A Fragmented History of Typewriting
by Darren Wershler-Henry

There’s a current vogue for histories of various objects of arcana, but Darren Wershler-Henry takes the genre a step further with a book that is not actually a history of the typewriter – books of that sort apparently already exist in plentiful supply – but rather a kind of semiotics of typewriting itself, within the context of the past 150-odd years of Western culture.

As the title confesses, this is indeed a fragmentary history. Wershler-Henry’s scope is wide-ranging and largely unfettered by chronology. He looks at the typewriter’s mechanical precursors, the current rage for typewriter nostalgia, the debate over the origin of the QWERTY keyboard, and the provenance of the phenomenon known as the “Type-Writer Girl.”

Werschler-Henry_The Iron WhimBut Wershler-Henry believes that the act of typewriting poses existential challenges that go beyond its status as a mere mechanical innovation, and so the bulk of the book is spent looking at loftier issues. Of particular focus here are the relationships between typewriting and dictation – a tripartite process between dictator, amanuensis, and the typewriter itself – and typewriting and truth.

As well as being far too long, The Iron Whim, which began as Wershler-Henry’s doctoral thesis, suffers from an endemic humourlessness that belies the “whim” of the title (a phrase adopted from McLuhan). The author, who is also an experimental poet and former editor at Coach House Books, has produced a work that feels like a cumbersome scholarly exercise, never indulging the reader by stepping outside of its self-imposed epistemological straitjacket.

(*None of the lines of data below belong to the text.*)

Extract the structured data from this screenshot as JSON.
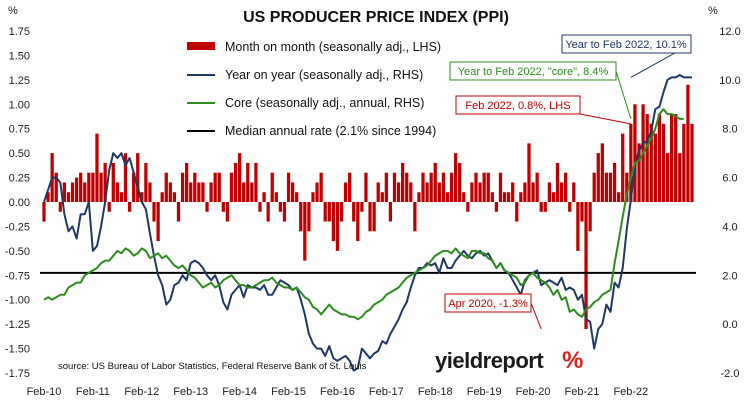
{
  "chart_data": {
    "type": "bar+line",
    "title": "US PRODUCER PRICE INDEX (PPI)",
    "left_unit": "%",
    "right_unit": "%",
    "left_axis": {
      "min": -1.75,
      "max": 1.75,
      "step": 0.25,
      "tick_labels": [
        "1.75",
        "1.50",
        "1.25",
        "1.00",
        "0.75",
        "0.50",
        "0.25",
        "0.00",
        "-0.25",
        "-0.50",
        "-0.75",
        "-1.00",
        "-1.25",
        "-1.50",
        "-1.75"
      ]
    },
    "right_axis": {
      "min": -2.0,
      "max": 12.0,
      "step": 2,
      "tick_labels": [
        "12.0",
        "10.0",
        "8.0",
        "6.0",
        "4.0",
        "2.0",
        "0.0",
        "-2.0"
      ]
    },
    "x_axis": {
      "start": "2010-02",
      "end": "2022-02",
      "tick_labels": [
        "Feb-10",
        "Feb-11",
        "Feb-12",
        "Feb-13",
        "Feb-14",
        "Feb-15",
        "Feb-16",
        "Feb-17",
        "Feb-18",
        "Feb-19",
        "Feb-20",
        "Feb-21",
        "Feb-22"
      ]
    },
    "legend": [
      {
        "label": "Month on month (seasonally adj., LHS)",
        "color": "#c00000",
        "kind": "bar"
      },
      {
        "label": "Year on year (seasonally adj., RHS)",
        "color": "#1f3864",
        "kind": "line"
      },
      {
        "label": "Core (seasonally adj., annual, RHS)",
        "color": "#2e8b1e",
        "kind": "line"
      },
      {
        "label": "Median annual rate (2.1% since 1994)",
        "color": "#000000",
        "kind": "line"
      }
    ],
    "legend_position": "top-left",
    "median_rate": 2.1,
    "series": [
      {
        "name": "Month on month (seasonally adj., LHS)",
        "axis": "left",
        "color": "#c00000",
        "values": [
          -0.2,
          0.1,
          0.5,
          0.3,
          -0.1,
          0.2,
          0.1,
          0.2,
          0.25,
          0.3,
          0.2,
          0.3,
          0.3,
          0.7,
          0.3,
          0.4,
          -0.1,
          0.4,
          0.2,
          0.1,
          0.5,
          -0.1,
          0.3,
          0.5,
          0.1,
          0.4,
          0.2,
          -0.2,
          -0.4,
          0.1,
          0.3,
          0.2,
          0.1,
          -0.2,
          0.3,
          0.4,
          0.2,
          0.3,
          0.2,
          0.2,
          -0.1,
          0.2,
          0.3,
          0.3,
          -0.1,
          -0.2,
          0.3,
          0.4,
          0.5,
          0.2,
          0.4,
          0.2,
          0.4,
          -0.1,
          0.1,
          -0.2,
          0.3,
          0.1,
          -0.1,
          -0.2,
          0.3,
          0.2,
          0.1,
          -0.3,
          -0.6,
          -0.3,
          0.1,
          0.2,
          0.3,
          -0.2,
          -0.2,
          -0.4,
          -0.5,
          -0.2,
          0.2,
          0.3,
          -0.2,
          -0.4,
          -0.1,
          0.3,
          -0.3,
          -0.3,
          0.2,
          0.1,
          0.3,
          -0.2,
          0.3,
          0.2,
          0.4,
          0.3,
          0.2,
          -0.3,
          0.1,
          0.3,
          0.2,
          0.3,
          0.4,
          0.2,
          0.3,
          0.1,
          0.3,
          0.5,
          0.4,
          0.1,
          -0.1,
          0.2,
          0.3,
          0.2,
          0.3,
          0.3,
          0.1,
          -0.1,
          0.3,
          0.1,
          0.1,
          0.2,
          -0.2,
          0.1,
          0.2,
          0.6,
          0.2,
          0.3,
          -0.1,
          -0.1,
          0.2,
          0.1,
          0.4,
          0.2,
          0.3,
          -0.1,
          0.2,
          -0.5,
          -0.2,
          -1.3,
          -0.3,
          0.3,
          0.5,
          0.6,
          0.3,
          0.3,
          0.4,
          0.1,
          0.7,
          0.3,
          0.8,
          1.0,
          0.6,
          1.0,
          0.9,
          0.8,
          0.7,
          0.9,
          0.8,
          0.5,
          0.9,
          0.9,
          0.5,
          0.8,
          1.2,
          0.8
        ]
      },
      {
        "name": "Year on year (seasonally adj., RHS)",
        "axis": "right",
        "color": "#1f3864",
        "values": [
          5.0,
          5.5,
          6.0,
          6.0,
          5.8,
          4.5,
          3.8,
          4.0,
          3.5,
          4.5,
          4.5,
          5.0,
          3.0,
          3.2,
          4.0,
          5.0,
          6.3,
          7.0,
          6.8,
          7.0,
          6.5,
          6.8,
          6.2,
          5.6,
          5.0,
          4.7,
          3.7,
          2.8,
          2.0,
          1.6,
          0.8,
          1.0,
          1.6,
          1.7,
          2.0,
          1.8,
          2.5,
          2.6,
          2.5,
          2.3,
          2.0,
          1.8,
          2.0,
          1.6,
          0.9,
          0.6,
          1.2,
          1.4,
          1.6,
          1.1,
          1.6,
          1.5,
          1.5,
          1.4,
          1.6,
          1.2,
          1.2,
          1.5,
          1.8,
          1.7,
          1.6,
          1.4,
          1.5,
          1.0,
          0.4,
          -0.4,
          -0.8,
          -1.0,
          -1.0,
          -1.3,
          -0.9,
          -1.4,
          -1.5,
          -1.4,
          -1.3,
          -1.5,
          -1.9,
          -1.8,
          -1.0,
          -1.2,
          -1.4,
          -1.2,
          -1.1,
          -0.7,
          -0.8,
          -0.4,
          -0.1,
          0.2,
          0.6,
          0.9,
          1.5,
          2.0,
          2.3,
          2.3,
          2.5,
          2.4,
          2.5,
          2.1,
          2.7,
          2.3,
          2.3,
          2.6,
          2.8,
          3.0,
          2.8,
          2.7,
          2.9,
          3.0,
          2.8,
          2.9,
          2.6,
          2.3,
          2.5,
          2.2,
          2.1,
          1.8,
          1.5,
          1.2,
          1.8,
          2.0,
          2.1,
          2.2,
          1.6,
          1.7,
          1.8,
          1.7,
          1.6,
          1.9,
          1.4,
          1.5,
          1.4,
          1.0,
          1.2,
          0.2,
          0.1,
          -1.0,
          -0.2,
          0.0,
          0.8,
          0.5,
          1.7,
          1.5,
          2.3,
          3.9,
          5.1,
          6.5,
          7.1,
          7.4,
          7.5,
          7.9,
          8.8,
          8.9,
          9.5,
          10.0,
          10.1,
          10.1,
          10.2,
          10.1,
          10.1,
          10.1
        ]
      },
      {
        "name": "Core (seasonally adj., annual, RHS)",
        "axis": "right",
        "color": "#2e8b1e",
        "values": [
          1.0,
          1.1,
          1.0,
          1.1,
          1.2,
          1.2,
          1.5,
          1.6,
          1.7,
          1.7,
          2.0,
          2.1,
          2.2,
          2.3,
          2.5,
          2.6,
          2.6,
          2.8,
          3.0,
          2.9,
          3.1,
          3.0,
          2.8,
          2.9,
          3.1,
          3.0,
          2.7,
          2.8,
          2.9,
          2.7,
          2.8,
          2.6,
          2.4,
          2.3,
          2.4,
          2.2,
          2.0,
          1.9,
          1.7,
          1.5,
          1.6,
          1.7,
          1.5,
          1.6,
          1.8,
          1.9,
          2.0,
          1.8,
          1.6,
          1.6,
          1.5,
          1.5,
          1.6,
          1.7,
          1.8,
          1.8,
          1.9,
          1.7,
          1.6,
          1.5,
          1.5,
          1.4,
          1.5,
          1.3,
          1.1,
          1.0,
          0.7,
          0.6,
          0.4,
          0.6,
          0.8,
          0.6,
          0.5,
          0.4,
          0.4,
          0.3,
          0.3,
          0.2,
          0.3,
          0.5,
          0.6,
          0.8,
          0.9,
          1.0,
          1.2,
          1.3,
          1.4,
          1.5,
          1.7,
          1.9,
          2.0,
          2.1,
          2.2,
          2.3,
          2.4,
          2.6,
          2.8,
          2.9,
          3.0,
          3.0,
          2.9,
          3.1,
          2.9,
          2.8,
          2.7,
          3.0,
          3.0,
          2.9,
          2.9,
          2.7,
          2.6,
          2.3,
          2.5,
          2.2,
          2.1,
          2.0,
          1.9,
          1.6,
          1.7,
          2.0,
          2.1,
          1.9,
          1.8,
          1.7,
          1.5,
          1.2,
          1.4,
          1.0,
          1.1,
          0.5,
          0.6,
          0.4,
          0.3,
          0.6,
          0.7,
          0.9,
          1.0,
          1.2,
          1.3,
          1.4,
          2.5,
          3.4,
          4.4,
          5.3,
          6.0,
          6.6,
          6.7,
          7.0,
          7.3,
          7.6,
          8.0,
          8.6,
          8.8,
          8.6,
          8.6,
          8.5,
          8.4,
          8.4
        ]
      }
    ],
    "annotations": [
      {
        "text": "Year to Feb 2022, 10.1%",
        "color": "#1f3864",
        "target": {
          "series": "Year on year (seasonally adj., RHS)",
          "x": "2022-02",
          "y": 10.1
        }
      },
      {
        "text": "Year to Feb 2022, \"core\", 8.4%",
        "color": "#2e8b1e",
        "target": {
          "series": "Core (seasonally adj., annual, RHS)",
          "x": "2022-02",
          "y": 8.4
        }
      },
      {
        "text": "Feb 2022, 0.8%, LHS",
        "color": "#c00000",
        "target": {
          "series": "Month on month (seasonally adj., LHS)",
          "x": "2022-02",
          "y": 0.8
        }
      },
      {
        "text": "Apr 2020, -1.3%",
        "color": "#c00000",
        "target": {
          "series": "Month on month (seasonally adj., LHS)",
          "x": "2020-04",
          "y": -1.3
        }
      }
    ],
    "source": "source: US Bureau of Labor Statistics, Federal Reserve Bank of St. Louis",
    "logo": {
      "text": "yieldreport",
      "symbol": "%"
    }
  }
}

There are attempts here to mix things up, as when Wershler-Henry invokes familiar academic touchstones like Foucault, Jameson, Bakhtin, and Baudrillard alongside pop culture favourites ranging from The Simpsons to William S. Burroughs to Kerouac to the infamous aphorism about the typing monkeys. But often there are baffling, unelucidated statements like “Typewriting is rarely simple, but is never innocent.” It feels as if Wershler-Henry has overthought his thesis and in doing so has gotten stuck in a mire of self-reflexivity and presuppositions that fatally detract from the true nuggets of interest here.